Unilever is doing the same with Vaseline, digging deep down into the product’s heritage and following the best practice of finding, as Pimenta put it, “a cause and a topic that only” its own brand “can actually help with.” Two years ago, Pimenta read an article in the Washington Post about two dermatologists who had traveled to a Syrian refugee camp in Jordan and found themselves unable, because of a lack of the proper product, to help heal the deep cracks in the feet of a refugee who needed to be able to walk so that he could get a job and feed his family. Vaseline had been “discovered” in 1859, when a British chemist named Robert Chesebrough observed oilmen smearing residue from a byproduct of the oil drilling process to successfully treat their cuts and burns.

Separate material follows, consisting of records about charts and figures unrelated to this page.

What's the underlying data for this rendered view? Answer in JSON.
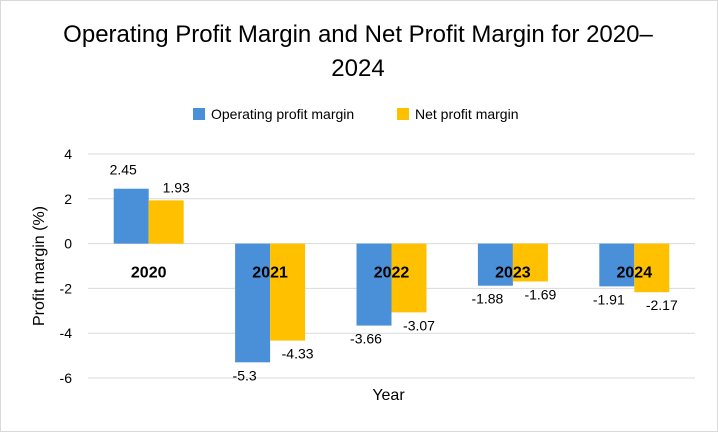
{
  "chart_data": {
    "type": "bar",
    "title": "Operating Profit Margin and Net Profit Margin for 2020–2024",
    "xlabel": "Year",
    "ylabel": "Profit margin (%)",
    "categories": [
      "2020",
      "2021",
      "2022",
      "2023",
      "2024"
    ],
    "series": [
      {
        "name": "Operating profit margin",
        "color": "#4a90d9",
        "values": [
          2.45,
          -5.3,
          -3.66,
          -1.88,
          -1.91
        ]
      },
      {
        "name": "Net profit margin",
        "color": "#ffc000",
        "values": [
          1.93,
          -4.33,
          -3.07,
          -1.69,
          -2.17
        ]
      }
    ],
    "ylim": [
      -6,
      4
    ],
    "yticks": [
      4,
      2,
      0,
      -2,
      -4,
      -6
    ],
    "grid": true,
    "legend": "top"
  }
}
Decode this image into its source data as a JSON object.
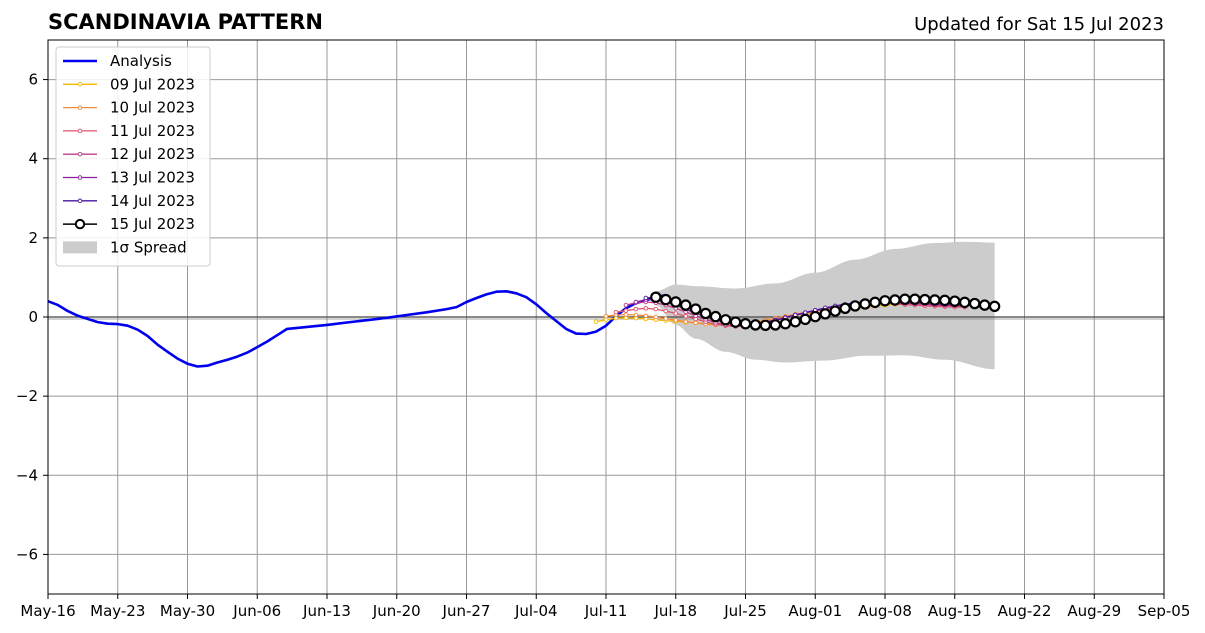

“We were immediately compelled by this story to find what difference we could make, how we could help heal in a broader way, people’s skin, and we called those two doctors the same day. They helped us to craft what became the Vaseline Healing Project,” Pimenta recalled. The Vaseline Healing Project is based on a three-pronged program that involves distributing Vaseline to individuals around the world who need it most (more than 1 million Vaseline products were distributed last year in areas affected by crisis, disaster and displacement); sending more medical healing missions to affected areas; and training local medical personnel and health workers to recognize skin issues that are elevated in situations of crisis and disaster.



Leveraging a partnership with DirectRelief, an organization that distributes medicine and medical equipment to health clinics around the United States and has an outreach in more than 70 countries, Unilever, through the Vaseline Healing Project, provides health workers and patients with Vaseline products to use and distribute. Consumers can get involved by using a virtual relief kit builder on the Vaseline.com/theHealingProject website.



Pimenta noted that brands with a purpose have a business benefit and a social benefit, adding that another Unilever brand, Dove, has “done an amazing job” of fostering self-esteem among women. “There’s also an employee morale impact,” he concluded. “You just attract better people — people who want to be part of the journey and are willing to go the extra mile beyond their sales targets.”